Il gup che alle 16.45 di ieri ha letto la sentenza, lo ha assolto sì dal delitto Mastrone ma per la vecchia «insufficienza di prove». Non ci sono le prove, dunque, che colleghino Mauro Fele né alla morte della povera donna, né all’occultamento del suo cadavere. Il suo avvocato Pasquale Speme ne aveva infatti chiesto l’assoluzione. Altra questione, invece, per l’omicidio di Tiziano Cocco, il giovane autotrasportatore di Samassi. Per questo terribile fatto, Fele, viene condannato in pieno. Ergastolo e nessuna attenuante.

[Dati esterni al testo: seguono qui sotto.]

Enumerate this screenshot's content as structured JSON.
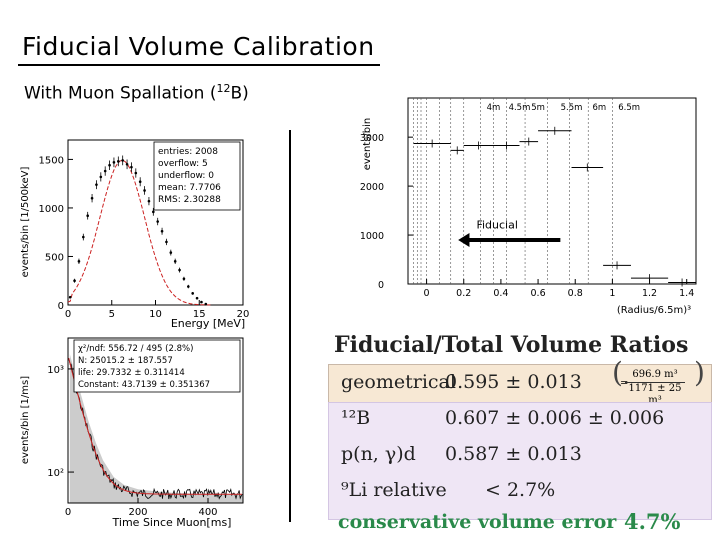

In questo caso, il gup, si spinge persino più in là delle richieste del pm Daniele Rosa che aveva chiesto la condanna a 24 anni per ciascuno dei due delitti, anche perché riconosceva che in fondo, Fele, una qualche collaborazione all’inchiesta l’aveva pur data. Ergastolo, dunque. Il gup Silvia Palmas, per il delitto Cocco, mostra nei fatti di credere a Fele solo quando quest’ultimo dice di non essere stato lui a buttare nel pozzo il giovane di Samassi. Infatti ieri, per l’omicidio Cocco, lo assolve dal capo di imputazione di «occultamento di cadavere».

La sentenza di ieri - le motivazioni verranno depositate entro novanta giorni - insomma, potrebbe rivelarsi importante anche per l’altra pagina giudiziaria della vicenda Manasuddas. Il 13 novembre, infatti, in Corte d’Assise, comincerà il processo che vede imputati gli altri due rinviati a giudizio per il duplice delitto Cocco-Mastrone. Gli accusati sono gli olianesi Mario Deiana e Sebastiano Pompita. Loro, a differenza di Mauro Fele, sinora hanno scelto di non parlare. La loro posizione si definirà in udienza.

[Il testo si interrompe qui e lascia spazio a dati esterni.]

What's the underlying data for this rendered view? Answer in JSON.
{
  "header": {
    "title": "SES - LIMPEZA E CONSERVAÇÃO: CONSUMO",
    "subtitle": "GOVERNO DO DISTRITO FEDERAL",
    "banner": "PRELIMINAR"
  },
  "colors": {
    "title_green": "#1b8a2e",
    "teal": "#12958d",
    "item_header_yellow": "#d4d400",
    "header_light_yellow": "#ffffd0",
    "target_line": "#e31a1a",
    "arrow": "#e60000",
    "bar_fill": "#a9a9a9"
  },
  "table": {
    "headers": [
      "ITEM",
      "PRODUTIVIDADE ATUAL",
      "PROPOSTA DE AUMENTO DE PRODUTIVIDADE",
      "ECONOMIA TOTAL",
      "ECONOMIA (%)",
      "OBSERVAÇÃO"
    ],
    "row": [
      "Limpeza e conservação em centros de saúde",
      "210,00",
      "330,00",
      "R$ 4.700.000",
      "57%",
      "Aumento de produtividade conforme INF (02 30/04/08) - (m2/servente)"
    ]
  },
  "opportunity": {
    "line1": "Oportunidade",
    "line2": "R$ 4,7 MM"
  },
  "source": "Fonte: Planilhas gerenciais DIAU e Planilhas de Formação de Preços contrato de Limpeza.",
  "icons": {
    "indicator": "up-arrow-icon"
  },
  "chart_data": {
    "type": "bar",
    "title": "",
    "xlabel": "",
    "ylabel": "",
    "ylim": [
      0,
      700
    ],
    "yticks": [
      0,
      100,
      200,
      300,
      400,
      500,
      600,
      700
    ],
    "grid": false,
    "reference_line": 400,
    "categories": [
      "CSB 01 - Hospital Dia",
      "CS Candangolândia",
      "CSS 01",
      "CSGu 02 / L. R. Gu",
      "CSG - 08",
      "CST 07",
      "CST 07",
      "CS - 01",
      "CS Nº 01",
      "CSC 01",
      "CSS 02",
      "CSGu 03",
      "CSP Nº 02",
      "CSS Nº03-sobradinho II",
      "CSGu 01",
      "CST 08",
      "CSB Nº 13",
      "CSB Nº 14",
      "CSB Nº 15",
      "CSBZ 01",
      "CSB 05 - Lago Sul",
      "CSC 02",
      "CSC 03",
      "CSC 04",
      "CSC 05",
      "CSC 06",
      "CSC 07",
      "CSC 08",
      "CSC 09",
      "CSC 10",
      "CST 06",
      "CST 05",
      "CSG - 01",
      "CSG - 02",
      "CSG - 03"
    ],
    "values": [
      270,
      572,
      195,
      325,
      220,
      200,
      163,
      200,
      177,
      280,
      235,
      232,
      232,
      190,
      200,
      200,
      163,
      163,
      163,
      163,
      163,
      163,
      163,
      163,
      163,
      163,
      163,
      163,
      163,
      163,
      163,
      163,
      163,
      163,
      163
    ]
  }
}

Quella di Mauro Fele, invece, almeno per il primo grado di giudizio è definita. Il suo avvocato Pasquale Speme, al termine dell’udienza, preferisce non fare alcun commento. Ma non è escluso che vi sia un ricorso in appello. Anche la parte civile, ovvero gli avvocati che rappresentano i fratelli di Pietrina Mastrone, Michele Mannironi e Angela Nanni, ieri mattina, insieme all’avvocato di parte civile per i familiari di Cocco, Massimiliano Podda, hanno dato battaglia in sede di repliche. Per loro, il racconto di Fele, anche sul delitto Mastrone, è pieno di contraddizioni.